The Dollar's uptick, however, fizzled out and sparked a corrective move in the index to the mid-105.00s against the backdrop of a knee-jerk in the short end of the US yield curve vs. the continuation of the march north in the belly and the long end. Meanwhile, the 10-year bund yields regain the area of recent peaks near 2.75%.
Following the hawkish hold by the Fed at its meeting on Wednesday, Chairman Jerome Powell emphasized that there is still a significant journey ahead in achieving the target inflation rate of 2%. Additionally, he stated that the FOMC decided to maintain the current interest rates in light of the progress made thus far but remains prepared to raise rates when deemed suitable.
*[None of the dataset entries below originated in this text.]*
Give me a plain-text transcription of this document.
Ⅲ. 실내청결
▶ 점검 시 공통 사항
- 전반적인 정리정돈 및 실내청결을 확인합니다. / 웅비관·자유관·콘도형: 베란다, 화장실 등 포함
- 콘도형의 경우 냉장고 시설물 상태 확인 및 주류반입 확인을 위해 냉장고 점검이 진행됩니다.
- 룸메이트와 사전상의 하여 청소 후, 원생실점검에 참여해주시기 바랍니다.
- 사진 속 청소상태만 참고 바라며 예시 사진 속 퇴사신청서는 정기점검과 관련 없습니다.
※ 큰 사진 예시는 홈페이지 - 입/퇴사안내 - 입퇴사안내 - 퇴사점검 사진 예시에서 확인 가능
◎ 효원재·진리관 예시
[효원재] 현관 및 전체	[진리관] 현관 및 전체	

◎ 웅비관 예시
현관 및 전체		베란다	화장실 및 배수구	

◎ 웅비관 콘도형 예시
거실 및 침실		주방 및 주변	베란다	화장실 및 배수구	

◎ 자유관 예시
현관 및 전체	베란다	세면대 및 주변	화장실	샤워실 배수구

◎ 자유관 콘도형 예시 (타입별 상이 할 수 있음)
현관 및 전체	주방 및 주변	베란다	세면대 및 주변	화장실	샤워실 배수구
In the eurozone's economic calendar, the preliminary reading of Consumer Confidence tracked by the European Commission is due, along with a speech by the ECB President Christine Lagarde.
EUR/USD reverses Thursday’s decline to multi-month lows near 1.0615, although the pair's outlook remains tilted to the bearish side for the time being.
If the EUR/USD breaches its September 14 low of 1.0616, there is a chance it could revisit the March 15 low of 1.0516 before reaching the 2023 bottom of 1.0481 from January 6.
On the upside, there is a minor resistance level at the weekly high of 1.0767 from September 12, followed by the more significant 200-day Simple Moving Average (SMA) at 1.0828. If the pair manages to break above this level, it could pave the way for a continued recovery towards the temporary 55-day SMA at 1.0911, with the possibility of reaching the August 30 top of 1.0945. Surpassing the latter could bring the psychological level of 1.1000 into focus, followed by the August 10 peak of 1.1064. Beyond that, the pair might retest the July 27 high at 1.1149 and potentially reach the 2023 top at 1.1275 from July 18.
As long as the EUR/USD remains below the 200-day SMA, there is a chance that the pair will continue to face downward pressure.